Peut-être découper cette nouvelle direction de sujet dans un autre post ?
jmguiche dit:
Contrairement a toutes les autres 'activités culturelle' : littérature, ciné, theatre, musique, opéra... Le 'spectateur joueur' est acteur. Le joueur est acteur de son jeu, il est créateur de sa partie. Tout ce qui est qualifié de culturel met avant tout le 'client' dans un rôle passif, de réception d'un message. Ce n'est pas le cas du jeu.


Pas vraiment d'accord sur la passivité dans les activités culturelles autres que le jeu !! Il y a là-aussi le spectateur et l'acteur !! Alors sans doute moins commun en littérature ou au ciné puisque tout le monde n'a pas son petit atelier d'écriture ou sa caméra à la maison, mais pour la musique par exemple, je pense qu'il y a énormément d'acteurs !! Et c'est d'ailleurs en l'ayant vécue dans ce rôle qu'on devient un spectateur qui prend encore plus de plaisir. Idem pour le théâtre. Et en plus il y a souvent des jeux que l'on subit et où là pour le coup on devient spectateur. Je trouve cette partie de ton argumentation quelque peu inexacte, ou plutôt je n'y adhère pas du tout.
JM Guiche : Le 'spectateur joueur' est acteur. Le joueur est acteur de son jeu, il est créateur de sa partie. Tout ce qui est qualifié de culturel met avant tout le 'client' dans un rôle passif, de réception d'un message. Ce n'est pas le cas du jeu.
Cette originalité ne peut que lui nuire dans la vision actuelle de la culture, très orientée 'éducation nationale' ou des 'sachants' dispensent leur supériorité au pékin lambda.
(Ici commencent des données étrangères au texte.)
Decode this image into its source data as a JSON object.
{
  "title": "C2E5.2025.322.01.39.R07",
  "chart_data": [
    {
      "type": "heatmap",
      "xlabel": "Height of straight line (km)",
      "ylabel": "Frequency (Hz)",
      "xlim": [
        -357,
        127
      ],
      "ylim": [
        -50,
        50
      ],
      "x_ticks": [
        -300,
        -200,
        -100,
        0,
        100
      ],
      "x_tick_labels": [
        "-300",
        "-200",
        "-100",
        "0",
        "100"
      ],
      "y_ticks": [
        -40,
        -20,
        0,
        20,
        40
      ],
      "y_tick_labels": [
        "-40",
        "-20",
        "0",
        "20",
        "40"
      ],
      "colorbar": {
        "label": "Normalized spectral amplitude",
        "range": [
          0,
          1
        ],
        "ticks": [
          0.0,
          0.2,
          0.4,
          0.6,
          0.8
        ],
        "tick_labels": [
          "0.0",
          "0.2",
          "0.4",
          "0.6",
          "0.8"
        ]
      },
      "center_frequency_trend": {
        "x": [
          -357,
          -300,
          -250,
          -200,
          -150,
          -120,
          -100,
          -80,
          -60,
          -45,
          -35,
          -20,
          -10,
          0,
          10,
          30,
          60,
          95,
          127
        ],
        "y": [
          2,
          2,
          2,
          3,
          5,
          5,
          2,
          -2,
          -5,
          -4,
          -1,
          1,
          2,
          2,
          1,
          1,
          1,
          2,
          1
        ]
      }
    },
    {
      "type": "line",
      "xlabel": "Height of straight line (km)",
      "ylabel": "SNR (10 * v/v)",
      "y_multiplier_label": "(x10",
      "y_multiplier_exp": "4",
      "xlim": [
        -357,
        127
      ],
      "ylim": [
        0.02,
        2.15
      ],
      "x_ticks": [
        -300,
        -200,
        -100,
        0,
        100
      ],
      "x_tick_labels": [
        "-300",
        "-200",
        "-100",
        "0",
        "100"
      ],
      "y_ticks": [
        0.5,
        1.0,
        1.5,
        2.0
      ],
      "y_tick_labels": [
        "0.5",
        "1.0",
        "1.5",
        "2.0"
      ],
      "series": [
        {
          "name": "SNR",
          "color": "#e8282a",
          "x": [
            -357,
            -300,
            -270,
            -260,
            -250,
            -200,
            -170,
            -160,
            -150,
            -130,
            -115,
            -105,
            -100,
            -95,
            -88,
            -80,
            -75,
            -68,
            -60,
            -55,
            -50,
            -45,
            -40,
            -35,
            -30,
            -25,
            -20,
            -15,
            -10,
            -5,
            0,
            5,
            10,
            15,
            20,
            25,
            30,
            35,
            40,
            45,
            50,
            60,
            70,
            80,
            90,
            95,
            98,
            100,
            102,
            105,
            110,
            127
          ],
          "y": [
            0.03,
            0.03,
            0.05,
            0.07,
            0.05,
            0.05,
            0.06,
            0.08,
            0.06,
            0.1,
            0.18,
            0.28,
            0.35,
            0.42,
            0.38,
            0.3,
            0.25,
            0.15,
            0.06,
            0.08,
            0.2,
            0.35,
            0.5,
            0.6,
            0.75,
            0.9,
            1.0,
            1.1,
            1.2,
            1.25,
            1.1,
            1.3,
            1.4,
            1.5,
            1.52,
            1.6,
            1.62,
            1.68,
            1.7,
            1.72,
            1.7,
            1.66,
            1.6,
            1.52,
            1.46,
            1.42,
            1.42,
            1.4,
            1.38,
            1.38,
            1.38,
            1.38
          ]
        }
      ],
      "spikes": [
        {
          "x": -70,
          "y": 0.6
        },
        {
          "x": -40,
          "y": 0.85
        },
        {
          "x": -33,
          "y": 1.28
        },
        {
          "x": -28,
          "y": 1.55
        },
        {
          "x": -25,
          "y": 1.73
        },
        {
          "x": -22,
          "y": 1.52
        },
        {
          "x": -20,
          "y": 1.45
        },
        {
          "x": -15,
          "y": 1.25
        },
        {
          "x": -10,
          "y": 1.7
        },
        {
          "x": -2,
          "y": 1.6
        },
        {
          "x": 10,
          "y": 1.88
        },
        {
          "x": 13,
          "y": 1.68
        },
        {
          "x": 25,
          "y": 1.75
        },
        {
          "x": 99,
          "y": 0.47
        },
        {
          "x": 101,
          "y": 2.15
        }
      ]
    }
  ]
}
Je partage cette analyse. Et c'est également ce qui fait toute la beauté des jeux. En illustration de cette opinion, je ferai le parallèle avec le théâtre d'improvisation qui souffre de ce même genre de condescendance.
En revanche je désirai passer le message de la transmission d'une certaine émotion, de la création d'un univers et cela ne se limite bien entendu pas à la rédaction d'une règle aussi littéraire puisse-t-elle être.
Le jeu est en ensemble hétéroclite d'éléments dont l'association des saveurs en donne tout la substance.

Pour aider Hervé Marly à faire son prochain jeu. :mrgreen:

- Qu’est-ce qui vous fait aimer un jeu ?
Le thème ou les mécanismes.

- Qu’est-ce qui vous fait détester un jeu ?
Le thème ou les mécanismes et parfois son esthétisme si il est vraiment moche de chez moche.
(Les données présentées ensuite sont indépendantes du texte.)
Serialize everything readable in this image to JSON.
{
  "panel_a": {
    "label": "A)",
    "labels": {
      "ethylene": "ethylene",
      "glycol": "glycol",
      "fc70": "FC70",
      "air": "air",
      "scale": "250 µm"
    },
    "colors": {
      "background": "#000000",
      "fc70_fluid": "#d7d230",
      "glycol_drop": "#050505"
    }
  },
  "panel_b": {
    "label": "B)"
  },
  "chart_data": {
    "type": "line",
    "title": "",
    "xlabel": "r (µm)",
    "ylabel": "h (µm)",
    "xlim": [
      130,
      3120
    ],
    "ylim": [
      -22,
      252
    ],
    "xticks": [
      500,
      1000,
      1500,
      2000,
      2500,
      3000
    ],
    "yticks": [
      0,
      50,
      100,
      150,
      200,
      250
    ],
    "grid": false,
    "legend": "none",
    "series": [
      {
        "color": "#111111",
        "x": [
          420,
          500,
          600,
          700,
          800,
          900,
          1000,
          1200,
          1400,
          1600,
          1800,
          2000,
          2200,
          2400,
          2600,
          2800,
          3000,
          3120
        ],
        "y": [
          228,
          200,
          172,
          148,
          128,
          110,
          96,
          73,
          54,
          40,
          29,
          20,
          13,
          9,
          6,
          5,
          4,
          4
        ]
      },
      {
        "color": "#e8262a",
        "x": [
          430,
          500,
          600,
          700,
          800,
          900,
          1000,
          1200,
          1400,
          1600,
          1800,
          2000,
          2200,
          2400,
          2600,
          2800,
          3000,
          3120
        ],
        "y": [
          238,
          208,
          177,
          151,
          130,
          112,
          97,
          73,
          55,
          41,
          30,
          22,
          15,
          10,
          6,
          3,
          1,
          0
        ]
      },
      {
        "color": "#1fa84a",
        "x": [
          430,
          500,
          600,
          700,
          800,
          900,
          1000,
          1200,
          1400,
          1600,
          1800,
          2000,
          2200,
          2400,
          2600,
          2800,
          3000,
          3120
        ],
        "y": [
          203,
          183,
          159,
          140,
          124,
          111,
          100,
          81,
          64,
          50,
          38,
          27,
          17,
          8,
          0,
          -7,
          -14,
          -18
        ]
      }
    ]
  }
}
- Qu’est-ce qui vous fait aimer un joueur ?
Le fait de passer un bon moment quand on joue.

- Qu’est-ce qui vous fait détester un joueur ?
Qu’il soit très mauvaise perdant et mette sa défaite sur le compte de raisons toujours autres que sa façon de jouer.

- Vous serait-il difficile de ne jamais plus jouer ?
Je pense que oui, faudrait que j’essaye mais je n’ai pas le courage.

- A l’occasion d’un jeu, avez-vous été envahi d’un sentiment puissant : haine, amour, enchantement …?
A part un énorme fou rire une ou deux fois, non.

- Avez-vous exposé chez vous un jeu comme vous le feriez d’un tableau ?
Non, tout est rangé dans les boîtes mais je vais y réfléchir.

- Votre ludothèque, est-elle mise en évidence ou l’avez-vous planquée dans un endroit discret ?
En fait il y en a un peu de partout, il faut vraiment que je range.

- Etre joueur vous a-t-il bonifié d’une façon ou d’une autre?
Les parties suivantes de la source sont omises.